According to the clerk, however, the strike is not justified since every effort was made to honour the CBA.

Odongo said that the signed CBA had been forwarded to the Salaries and Remuneration Commission (SRC) which has the sole power to approve a salary increment.

Council chiefs also accused striking workers of vandalising council offices and intimidating colleagues who continued to go to work, calling on them to join the strike.

A spokesman for Nairobi City Council said: ‘A strike cannot include vandalising of city council property, forceful eviction of employees from the office, vandalising computers, destroying sensitive documents belonging to the council, littering the streets.

‘Our position is that these are illegal activities.

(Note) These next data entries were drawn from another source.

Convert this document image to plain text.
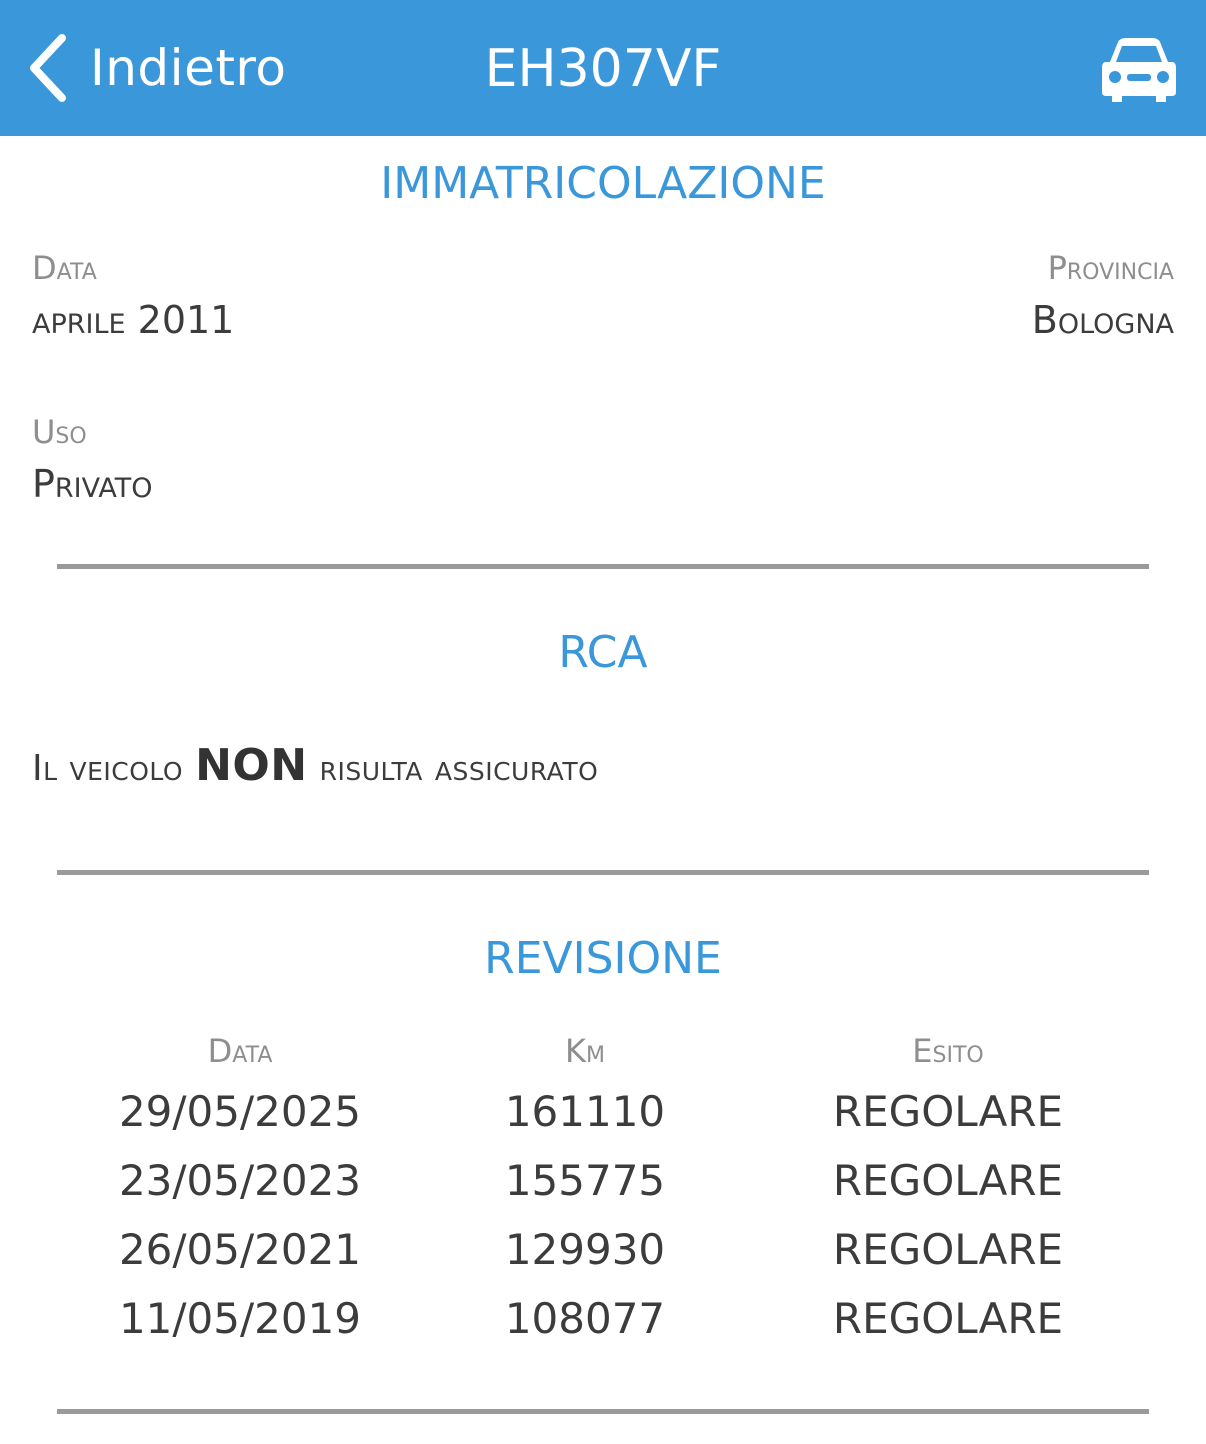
Indietro	EH307VF
IMMATRICOLAZIONE
Data
aprile 2011
Provincia
Bologna
Uso
Privato
RCA
Il veicolo NON risulta assicurato
REVISIONE
Data	Km	Esito
29/05/2025	161110	REGOLARE
23/05/2023	155775	REGOLARE
26/05/2021	129930	REGOLARE
11/05/2019	108077	REGOLARE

‘Such action will not be condoned and individuals responsible will be arrested.

‘We will arrest and charge anybody who is involved in this from now on.

‘Any more interfering with our property will result in arrest.

‘You have a right to strike but it does not involve destroying our property.’

Kisumu Town Clerk Christopher Rosanna in the meantime also stated that the local council there is losing Sh3 million per day in uncollected rates as a result of the ongoing strike by the workers.

He indicated that rubbish has remained uncollected for the last four days.

The clerk convened a meeting with the union representatives and implored them to return to work, but they declined.

• Meanwhile, nurses in the Kenyan town of Kisumu have threatened to go back to the streets this week if the Kenyan government fails to resolve their grievances as directed by an industrial court.

Speaking in Kisumu after a meeting at the Jomo Kenyatta Grounds, Kenya National Union of Nurses Kisumu Branch Secretary General Maurice Odhiambo said the government was not committed to addressing their grievances even after the court directed that the issue be resolved amicably.

Odhiambo stated that the government instead continued to issue threats of dismissal to the nurses noting that they will not be cowed by the sack threats.

‘Despite the sack threats by the government, we will not halt the strike as it is within our constitutional rights.’

Odhiambo is also angry at the Kenyan government’s Chief Nursing Officer Chris Rakuom whom he accused of misadvising the government.

He said they will not relent until their union is officially recognised, saying that the Union of Kenya Civil Servants (UKCS) has misled nurses over the strike.

Among their grievances is a push for nurses to have better pensions and a demand for for a call allowance for nurses.